John Welwood's Toward a Psychology of Awakening is an attempt to explain how Buddhism and psychotherapy can work together to bring about both personal and spiritual transformation. Welwood tackled this monumental task by first showing how psychology and spirituality can be integrated. He then discussed how psychotherapy can be understood in a spiritual context. Finally, Welwood showed how psychological and spiritual awakening can occur within a relationship, rather than the conventional notion these two could only occur in a solitary context like a monastery.
Welwood's material is well researched. Unfortunately, it is also barely readable. It is not that his writing is terrible. On the contrary, Welwood wrote as one would expect an experienced academic would write on a topic of this magnitude. However, that is where the problem lies. This book is like reading a programming textbook on how to integrate spirituality and psychology. The information is sound, but it is also boring to read.

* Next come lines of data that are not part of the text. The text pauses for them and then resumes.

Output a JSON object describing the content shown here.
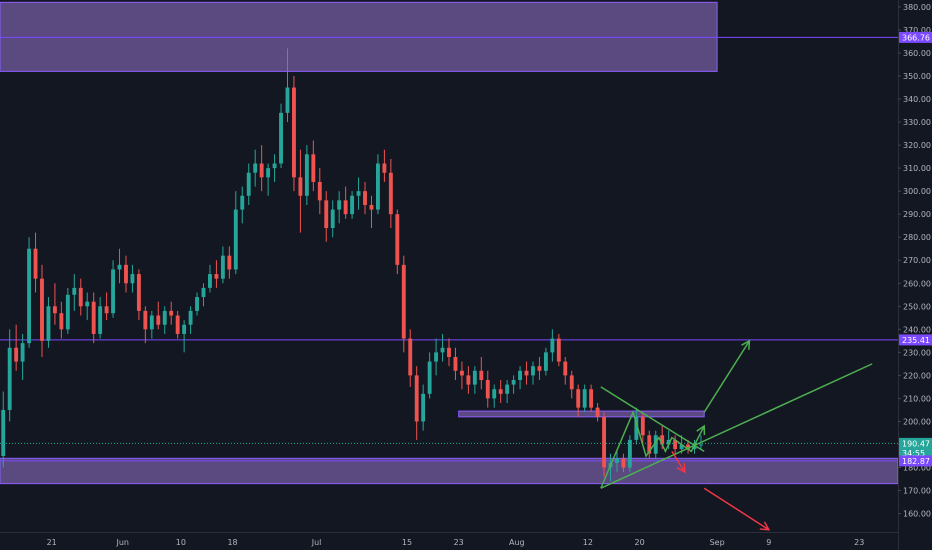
{
  "chart_data": {
    "type": "candlestick",
    "title": "",
    "xlabel": "",
    "ylabel": "",
    "x_axis": {
      "tick_labels": [
        "21",
        "Jun",
        "10",
        "18",
        "Jul",
        "15",
        "23",
        "Aug",
        "12",
        "20",
        "Sep",
        "9",
        "23"
      ],
      "tick_dates": [
        "2019-05-21",
        "2019-06-01",
        "2019-06-10",
        "2019-06-18",
        "2019-07-01",
        "2019-07-15",
        "2019-07-23",
        "2019-08-01",
        "2019-08-12",
        "2019-08-20",
        "2019-09-01",
        "2019-09-09",
        "2019-09-23"
      ],
      "range": [
        "2019-05-13",
        "2019-09-29"
      ]
    },
    "y_axis": {
      "tick_labels": [
        "160.00",
        "170.00",
        "180.00",
        "190.00",
        "200.00",
        "210.00",
        "220.00",
        "230.00",
        "240.00",
        "250.00",
        "260.00",
        "270.00",
        "280.00",
        "290.00",
        "300.00",
        "310.00",
        "320.00",
        "330.00",
        "340.00",
        "350.00",
        "360.00",
        "370.00",
        "380.00"
      ],
      "range": [
        152,
        383
      ]
    },
    "grid": false,
    "price_labels": [
      {
        "text": "366.76",
        "value": 366.76,
        "color": "#7b49ff"
      },
      {
        "text": "235.41",
        "value": 235.41,
        "color": "#7b49ff"
      },
      {
        "text": "190.47",
        "value": 190.47,
        "color": "#26a69a"
      },
      {
        "text": "34:55",
        "value": 186.2,
        "color": "#26a69a"
      },
      {
        "text": "182.87",
        "value": 182.87,
        "color": "#7b49ff"
      }
    ],
    "horizontal_lines": [
      {
        "value": 366.76,
        "color": "#7b49ff"
      },
      {
        "value": 235.41,
        "color": "#7b49ff"
      },
      {
        "value": 182.87,
        "color": "#7b49ff"
      },
      {
        "value": 190.47,
        "color": "#26a69a",
        "style": "dotted"
      }
    ],
    "zones": [
      {
        "x_start": "2019-05-13",
        "x_end": "2019-09-01",
        "y_low": 352,
        "y_high": 382
      },
      {
        "x_start": "2019-07-23",
        "x_end": "2019-08-30",
        "y_low": 202,
        "y_high": 204.5
      },
      {
        "x_start": "2019-05-13",
        "x_end": "2019-09-29",
        "y_low": 173,
        "y_high": 184
      }
    ],
    "trend_lines": [
      {
        "from": [
          "2019-08-14",
          215
        ],
        "to": [
          "2019-08-30",
          187
        ],
        "color": "#4caf50"
      },
      {
        "from": [
          "2019-08-14",
          171
        ],
        "to": [
          "2019-09-25",
          225
        ],
        "color": "#4caf50"
      }
    ],
    "projections": [
      {
        "points": [
          [
            "2019-08-14",
            171
          ],
          [
            "2019-08-19",
            204
          ],
          [
            "2019-08-21",
            185
          ],
          [
            "2019-08-23",
            193
          ],
          [
            "2019-08-24",
            187
          ],
          [
            "2019-08-25",
            193
          ],
          [
            "2019-08-28",
            187
          ],
          [
            "2019-08-30",
            198
          ]
        ],
        "color": "#4caf50",
        "arrow": true
      },
      {
        "points": [
          [
            "2019-08-30",
            204
          ],
          [
            "2019-09-06",
            235
          ]
        ],
        "color": "#4caf50",
        "arrow": true
      },
      {
        "points": [
          [
            "2019-08-25",
            187
          ],
          [
            "2019-08-27",
            178
          ]
        ],
        "color": "#f23645",
        "arrow": true
      },
      {
        "points": [
          [
            "2019-08-30",
            171
          ],
          [
            "2019-09-09",
            153
          ]
        ],
        "color": "#f23645",
        "arrow": true
      }
    ],
    "candles": [
      [
        "2019-05-13",
        185,
        213,
        180,
        205
      ],
      [
        "2019-05-14",
        205,
        240,
        200,
        232
      ],
      [
        "2019-05-15",
        232,
        242,
        222,
        226
      ],
      [
        "2019-05-16",
        226,
        238,
        218,
        234
      ],
      [
        "2019-05-17",
        234,
        280,
        232,
        275
      ],
      [
        "2019-05-18",
        275,
        282,
        256,
        262
      ],
      [
        "2019-05-19",
        262,
        268,
        228,
        235
      ],
      [
        "2019-05-20",
        235,
        254,
        232,
        250
      ],
      [
        "2019-05-21",
        250,
        260,
        242,
        247
      ],
      [
        "2019-05-22",
        247,
        252,
        236,
        240
      ],
      [
        "2019-05-23",
        240,
        258,
        238,
        255
      ],
      [
        "2019-05-24",
        255,
        264,
        248,
        258
      ],
      [
        "2019-05-25",
        258,
        262,
        246,
        250
      ],
      [
        "2019-05-26",
        250,
        256,
        244,
        252
      ],
      [
        "2019-05-27",
        252,
        256,
        234,
        238
      ],
      [
        "2019-05-28",
        238,
        254,
        236,
        250
      ],
      [
        "2019-05-29",
        250,
        256,
        244,
        247
      ],
      [
        "2019-05-30",
        247,
        270,
        245,
        266
      ],
      [
        "2019-05-31",
        266,
        275,
        260,
        268
      ],
      [
        "2019-06-01",
        268,
        272,
        256,
        260
      ],
      [
        "2019-06-02",
        260,
        268,
        256,
        264
      ],
      [
        "2019-06-03",
        264,
        266,
        244,
        248
      ],
      [
        "2019-06-04",
        248,
        250,
        234,
        240
      ],
      [
        "2019-06-05",
        240,
        248,
        236,
        246
      ],
      [
        "2019-06-06",
        246,
        252,
        240,
        242
      ],
      [
        "2019-06-07",
        242,
        250,
        238,
        248
      ],
      [
        "2019-06-08",
        248,
        252,
        242,
        246
      ],
      [
        "2019-06-09",
        246,
        248,
        236,
        238
      ],
      [
        "2019-06-10",
        238,
        244,
        230,
        242
      ],
      [
        "2019-06-11",
        242,
        250,
        238,
        248
      ],
      [
        "2019-06-12",
        248,
        256,
        246,
        254
      ],
      [
        "2019-06-13",
        254,
        260,
        250,
        258
      ],
      [
        "2019-06-14",
        258,
        268,
        256,
        264
      ],
      [
        "2019-06-15",
        264,
        270,
        258,
        262
      ],
      [
        "2019-06-16",
        262,
        276,
        260,
        272
      ],
      [
        "2019-06-17",
        272,
        276,
        262,
        266
      ],
      [
        "2019-06-18",
        266,
        300,
        264,
        292
      ],
      [
        "2019-06-19",
        292,
        302,
        286,
        298
      ],
      [
        "2019-06-20",
        298,
        312,
        294,
        308
      ],
      [
        "2019-06-21",
        308,
        318,
        302,
        312
      ],
      [
        "2019-06-22",
        312,
        320,
        300,
        306
      ],
      [
        "2019-06-23",
        306,
        312,
        298,
        310
      ],
      [
        "2019-06-24",
        310,
        316,
        304,
        312
      ],
      [
        "2019-06-25",
        312,
        338,
        310,
        334
      ],
      [
        "2019-06-26",
        334,
        362,
        330,
        345
      ],
      [
        "2019-06-27",
        345,
        350,
        300,
        306
      ],
      [
        "2019-06-28",
        306,
        318,
        282,
        298
      ],
      [
        "2019-06-29",
        298,
        320,
        294,
        316
      ],
      [
        "2019-06-30",
        316,
        322,
        300,
        304
      ],
      [
        "2019-07-01",
        304,
        310,
        290,
        296
      ],
      [
        "2019-07-02",
        296,
        300,
        278,
        284
      ],
      [
        "2019-07-03",
        284,
        296,
        280,
        292
      ],
      [
        "2019-07-04",
        292,
        300,
        286,
        296
      ],
      [
        "2019-07-05",
        296,
        302,
        288,
        290
      ],
      [
        "2019-07-06",
        290,
        300,
        288,
        298
      ],
      [
        "2019-07-07",
        298,
        306,
        292,
        300
      ],
      [
        "2019-07-08",
        300,
        304,
        290,
        294
      ],
      [
        "2019-07-09",
        294,
        298,
        284,
        292
      ],
      [
        "2019-07-10",
        292,
        316,
        290,
        312
      ],
      [
        "2019-07-11",
        312,
        318,
        304,
        308
      ],
      [
        "2019-07-12",
        308,
        314,
        284,
        290
      ],
      [
        "2019-07-13",
        290,
        292,
        264,
        268
      ],
      [
        "2019-07-14",
        268,
        272,
        230,
        236
      ],
      [
        "2019-07-15",
        236,
        240,
        215,
        220
      ],
      [
        "2019-07-16",
        220,
        224,
        192,
        200
      ],
      [
        "2019-07-17",
        200,
        216,
        196,
        212
      ],
      [
        "2019-07-18",
        212,
        230,
        210,
        226
      ],
      [
        "2019-07-19",
        226,
        236,
        220,
        230
      ],
      [
        "2019-07-20",
        230,
        238,
        226,
        232
      ],
      [
        "2019-07-21",
        232,
        236,
        224,
        228
      ],
      [
        "2019-07-22",
        228,
        232,
        218,
        222
      ],
      [
        "2019-07-23",
        222,
        226,
        214,
        220
      ],
      [
        "2019-07-24",
        220,
        224,
        212,
        216
      ],
      [
        "2019-07-25",
        216,
        224,
        212,
        222
      ],
      [
        "2019-07-26",
        222,
        228,
        214,
        218
      ],
      [
        "2019-07-27",
        218,
        222,
        206,
        210
      ],
      [
        "2019-07-28",
        210,
        216,
        206,
        214
      ],
      [
        "2019-07-29",
        214,
        218,
        208,
        212
      ],
      [
        "2019-07-30",
        212,
        218,
        208,
        216
      ],
      [
        "2019-07-31",
        216,
        220,
        212,
        218
      ],
      [
        "2019-08-01",
        218,
        224,
        214,
        222
      ],
      [
        "2019-08-02",
        222,
        226,
        216,
        220
      ],
      [
        "2019-08-03",
        220,
        226,
        216,
        224
      ],
      [
        "2019-08-04",
        224,
        228,
        218,
        222
      ],
      [
        "2019-08-05",
        222,
        232,
        220,
        230
      ],
      [
        "2019-08-06",
        230,
        240,
        226,
        236
      ],
      [
        "2019-08-07",
        236,
        238,
        224,
        226
      ],
      [
        "2019-08-08",
        226,
        228,
        216,
        220
      ],
      [
        "2019-08-09",
        220,
        222,
        210,
        214
      ],
      [
        "2019-08-10",
        214,
        216,
        202,
        206
      ],
      [
        "2019-08-11",
        206,
        216,
        204,
        214
      ],
      [
        "2019-08-12",
        214,
        216,
        204,
        206
      ],
      [
        "2019-08-13",
        206,
        208,
        200,
        202
      ],
      [
        "2019-08-14",
        202,
        204,
        176,
        180
      ],
      [
        "2019-08-15",
        180,
        186,
        174,
        182
      ],
      [
        "2019-08-16",
        182,
        188,
        178,
        184
      ],
      [
        "2019-08-17",
        184,
        186,
        178,
        180
      ],
      [
        "2019-08-18",
        180,
        194,
        178,
        192
      ],
      [
        "2019-08-19",
        192,
        206,
        190,
        202
      ],
      [
        "2019-08-20",
        202,
        204,
        190,
        194
      ],
      [
        "2019-08-21",
        194,
        196,
        184,
        186
      ],
      [
        "2019-08-22",
        186,
        196,
        184,
        194
      ],
      [
        "2019-08-23",
        194,
        198,
        188,
        190
      ],
      [
        "2019-08-24",
        190,
        196,
        188,
        192
      ],
      [
        "2019-08-25",
        192,
        194,
        186,
        188
      ],
      [
        "2019-08-26",
        188,
        194,
        186,
        190
      ],
      [
        "2019-08-27",
        190,
        192,
        186,
        188
      ],
      [
        "2019-08-28",
        188,
        192,
        186,
        190
      ],
      [
        "2019-08-29",
        190,
        194,
        188,
        190
      ]
    ],
    "candle_colors": {
      "up": "#26a69a",
      "down": "#ef5350"
    }
  }
}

Some of the best books I have read on psychology and spirituality tend to be less mechanical and more personal. When dealing with these two weighty ideas and how they work together, I think a better way is to err on the side of simplicity. Rather than fill 300 pages with theories and case studies, I think breaking it down to simple teachings would be more effective in showing how psychology and spirituality work together in the whole person.

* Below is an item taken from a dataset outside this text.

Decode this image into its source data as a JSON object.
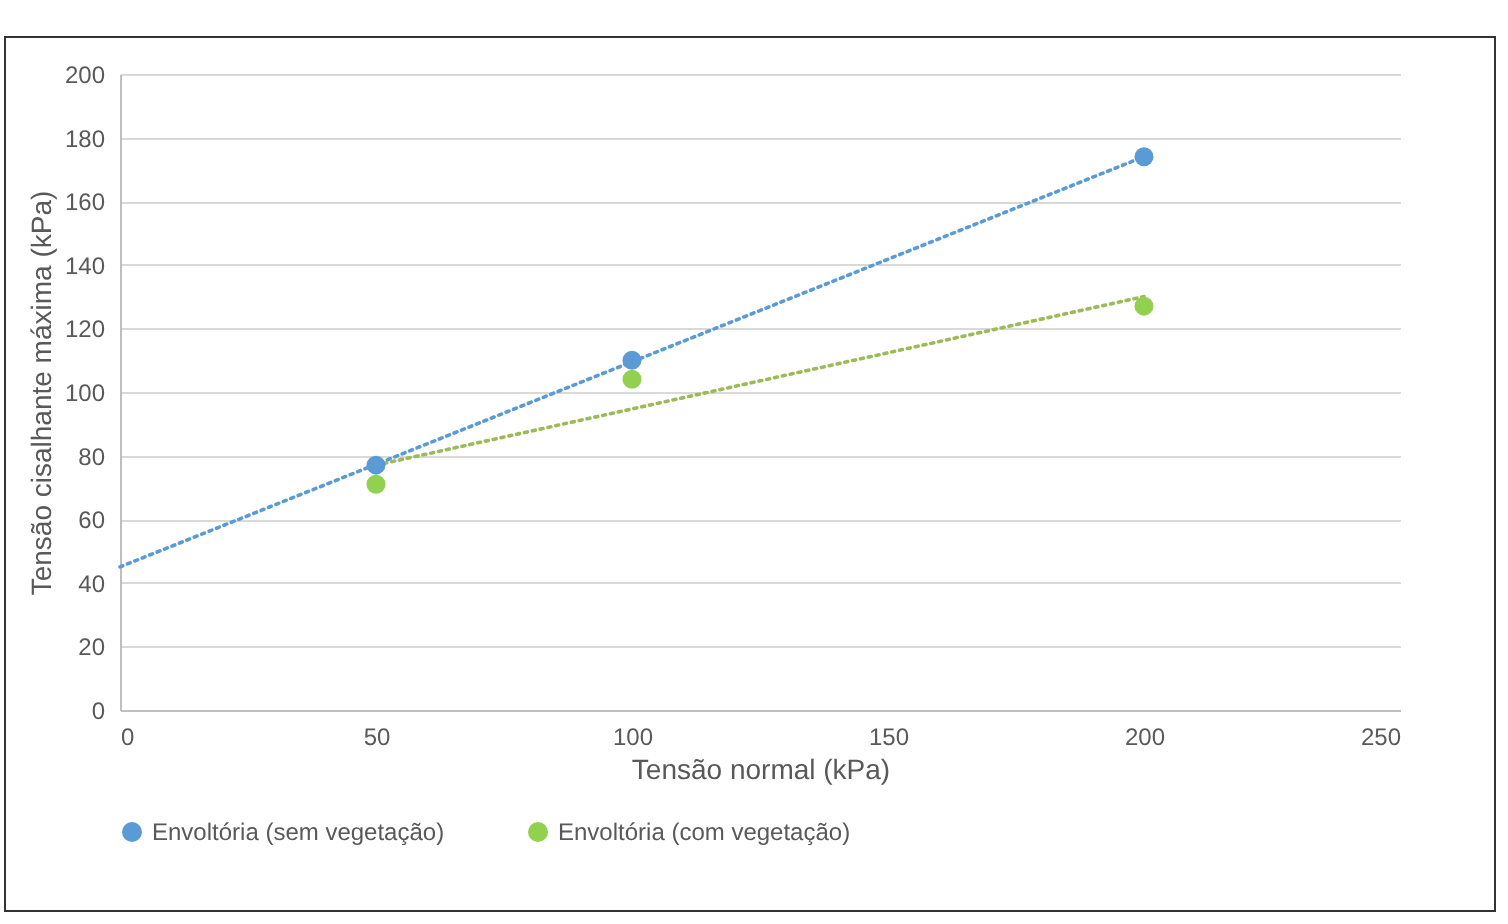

Despite my criticisms, there is much to learn in these pages, however difficult it may be to find. Welwood did well explaining the difference between the horizontal thinking of Western psychology and the vertical thinking of Eastern Buddhism. Regarding meditation, Welwood explained the importance of regarding mediation as a road to a nondualistic experience rather than simply a selfish journey to the unconscious mind. In fact, Welwood spent a great deal of time talking about transcending dualistic forms of thinking, especially when thinking about divisions between the conditioned and unconditioned mind.

Here is an interesting passage in this book about emptiness:

A sudden clap of thunder is awesome not just because of the sound, but because of the silence it has interrupted, as [William] James points out: “Into the awareness of the thunder itself the awareness of the previous silence creeps and continues; for what we hear when the thunder crashes is not thunder pure, but thunder-breaking-upon-silence-and-contrasting-with-it?. The feeling of the thunder is also a feeling of the silence just as gone.” (52)

Journeying into this emptiness will help us experience the awakening Welwood wrote about in this book. Meditation offers us a method to walk into the emptiness and into a unification of our total life.